Lighthouse history buffs take note: Tonight at 6 p.m. the Montauk Lighthouse will re-illuminate their original Fresnel lens in the lighthouse tower after its removal over 25 years ago.
The light that’s shone from the Turtle Bluff up until now has been a modern-style VRB-25 lens, invented in the the late twentieth century by the New Zealand-based manufacturer, Vega, with guidance from the U.S. Coast Guard. The purpose was to create a lower-maintenance type of light for lighthouse use, as the Coast Guard is responsible for their maintenance and upkeep in lighthouses across the United States.
According to Mia Certic, executive director for the Montauk Historical Society, the original Fresnel lens was retired in the late ’80s, and has been on view in the Montauk Lighthouse’s museum.
“We will be officially relighting the 3-1/2 order Fresnel lens that served our lighthouse from 1903 to 1987, when it was removed by the Coast Guard,” said Certic in an email. “The Coast Guard is now allowing us to return it to service as part of a two-year pilot program to determine the feasibility of the Fresnel lenses in active use.”
Dubbed “the invention that saved a million ships,” the Fresnel light was invented by French physicist Augustine-Jean Fresnel around the turn of the nineteenth century, whose internal reflection capabilities that glowed through its ridged outer prismatic shape was able to create a beam of light that shown further into the distance, and thus allowing ships to use the distant beacons as reliable sources to navigate home in dark, stormy weather.
Back in the spring when we spoke with lighthouse keeper and president of the Montauk Historical Society Joseph Gaviola for our story on the revetment and refresh of the lighthouse, re-installation of the Fresnel was still in the dream-stage.

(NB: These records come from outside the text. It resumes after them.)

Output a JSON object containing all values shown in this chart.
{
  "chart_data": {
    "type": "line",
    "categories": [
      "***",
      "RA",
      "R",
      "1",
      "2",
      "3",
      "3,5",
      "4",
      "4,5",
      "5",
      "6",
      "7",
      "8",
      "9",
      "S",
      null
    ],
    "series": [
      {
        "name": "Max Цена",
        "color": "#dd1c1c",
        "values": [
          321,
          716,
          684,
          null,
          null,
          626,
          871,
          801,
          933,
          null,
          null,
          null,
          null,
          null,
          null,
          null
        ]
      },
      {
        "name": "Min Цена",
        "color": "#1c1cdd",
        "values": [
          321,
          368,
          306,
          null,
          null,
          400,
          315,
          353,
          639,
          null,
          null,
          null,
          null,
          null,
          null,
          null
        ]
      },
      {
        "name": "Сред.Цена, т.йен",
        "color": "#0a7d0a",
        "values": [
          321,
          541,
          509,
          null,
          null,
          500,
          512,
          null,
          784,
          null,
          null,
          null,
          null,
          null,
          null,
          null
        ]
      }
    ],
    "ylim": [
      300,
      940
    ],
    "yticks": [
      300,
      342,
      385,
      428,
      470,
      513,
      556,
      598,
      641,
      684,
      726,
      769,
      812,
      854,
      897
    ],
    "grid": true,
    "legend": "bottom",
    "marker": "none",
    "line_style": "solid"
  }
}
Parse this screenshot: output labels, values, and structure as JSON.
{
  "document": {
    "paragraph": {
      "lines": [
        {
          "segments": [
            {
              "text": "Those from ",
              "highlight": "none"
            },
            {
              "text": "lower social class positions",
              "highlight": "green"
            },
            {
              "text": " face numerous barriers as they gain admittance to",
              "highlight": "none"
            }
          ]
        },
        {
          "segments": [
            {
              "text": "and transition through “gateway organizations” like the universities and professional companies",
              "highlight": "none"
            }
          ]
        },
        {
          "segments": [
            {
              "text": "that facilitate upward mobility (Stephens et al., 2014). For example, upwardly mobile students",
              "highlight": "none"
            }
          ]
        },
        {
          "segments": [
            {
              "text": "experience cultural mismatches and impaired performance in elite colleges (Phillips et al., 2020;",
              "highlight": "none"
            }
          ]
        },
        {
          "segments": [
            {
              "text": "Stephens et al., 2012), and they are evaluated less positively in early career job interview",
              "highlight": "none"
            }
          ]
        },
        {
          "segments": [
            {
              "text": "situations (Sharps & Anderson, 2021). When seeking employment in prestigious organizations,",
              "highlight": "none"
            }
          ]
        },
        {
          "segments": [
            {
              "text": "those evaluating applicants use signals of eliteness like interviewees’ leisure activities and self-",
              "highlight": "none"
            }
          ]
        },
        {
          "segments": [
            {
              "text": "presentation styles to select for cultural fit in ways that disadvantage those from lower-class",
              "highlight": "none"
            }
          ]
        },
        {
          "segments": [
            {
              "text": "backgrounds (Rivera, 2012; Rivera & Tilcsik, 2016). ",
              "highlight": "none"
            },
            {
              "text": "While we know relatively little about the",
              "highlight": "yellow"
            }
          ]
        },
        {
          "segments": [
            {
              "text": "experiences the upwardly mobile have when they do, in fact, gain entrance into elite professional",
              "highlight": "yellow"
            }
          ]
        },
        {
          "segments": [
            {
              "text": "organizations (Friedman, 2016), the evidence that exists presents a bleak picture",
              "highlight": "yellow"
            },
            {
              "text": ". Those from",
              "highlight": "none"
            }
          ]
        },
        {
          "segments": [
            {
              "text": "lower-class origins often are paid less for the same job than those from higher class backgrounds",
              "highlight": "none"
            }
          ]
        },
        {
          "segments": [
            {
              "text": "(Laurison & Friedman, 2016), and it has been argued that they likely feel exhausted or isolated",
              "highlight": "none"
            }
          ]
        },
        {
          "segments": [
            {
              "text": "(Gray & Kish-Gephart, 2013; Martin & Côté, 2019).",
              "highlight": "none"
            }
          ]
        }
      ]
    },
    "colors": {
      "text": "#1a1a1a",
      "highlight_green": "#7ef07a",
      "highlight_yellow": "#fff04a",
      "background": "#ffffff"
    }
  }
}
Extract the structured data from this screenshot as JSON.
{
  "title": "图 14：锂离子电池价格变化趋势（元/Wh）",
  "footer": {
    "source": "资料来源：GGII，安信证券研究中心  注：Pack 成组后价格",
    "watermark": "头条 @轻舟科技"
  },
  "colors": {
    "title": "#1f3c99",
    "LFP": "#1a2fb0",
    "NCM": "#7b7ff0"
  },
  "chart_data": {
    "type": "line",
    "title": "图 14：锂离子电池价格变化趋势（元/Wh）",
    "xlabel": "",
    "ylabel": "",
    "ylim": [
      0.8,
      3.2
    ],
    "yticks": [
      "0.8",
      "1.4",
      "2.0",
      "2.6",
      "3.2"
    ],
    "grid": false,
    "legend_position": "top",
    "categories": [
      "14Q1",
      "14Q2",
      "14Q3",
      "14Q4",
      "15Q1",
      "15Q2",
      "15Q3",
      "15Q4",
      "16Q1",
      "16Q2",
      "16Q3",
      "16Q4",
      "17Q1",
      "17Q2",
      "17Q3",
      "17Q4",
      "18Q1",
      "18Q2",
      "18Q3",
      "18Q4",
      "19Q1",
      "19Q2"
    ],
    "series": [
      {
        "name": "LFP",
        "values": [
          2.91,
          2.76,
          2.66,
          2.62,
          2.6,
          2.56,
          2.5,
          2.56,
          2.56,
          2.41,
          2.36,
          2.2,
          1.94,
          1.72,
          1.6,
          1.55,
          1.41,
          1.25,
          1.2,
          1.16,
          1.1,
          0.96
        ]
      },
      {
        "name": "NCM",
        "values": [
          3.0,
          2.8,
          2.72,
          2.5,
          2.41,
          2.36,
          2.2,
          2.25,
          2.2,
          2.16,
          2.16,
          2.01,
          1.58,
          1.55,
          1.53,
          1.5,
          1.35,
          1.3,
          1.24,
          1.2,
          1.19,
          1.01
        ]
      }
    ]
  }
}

“It’s been something we’ve been working on for probably 15 years. We’d love to take that Vega beacon down and put this gorgeous, three and a half order lens back up, and we’re currently working with the Coast Guard. We’re hopeful!” he said. “The reason [the Coast Guard] took it down was because of maintenance and manning, and all those issues. We have to have a very good reason and a very capable team to put it back up. For us, it’s a gorgeous sweeping beam that we would love, as a historical society, to put back up.”
After years of careful and patient work, it seems tonight their wish will be granted.
“It’s so much brighter than the little lens we’ve had for the past few years,” writes Certic. “and it has this lovely loom as it sweeps across the sky.”
If you can make it out to the lighthouse this evening, the short re-lighting ceremony — an exciting moment in the lighthouse’s storied history — will take place at 6 p.m.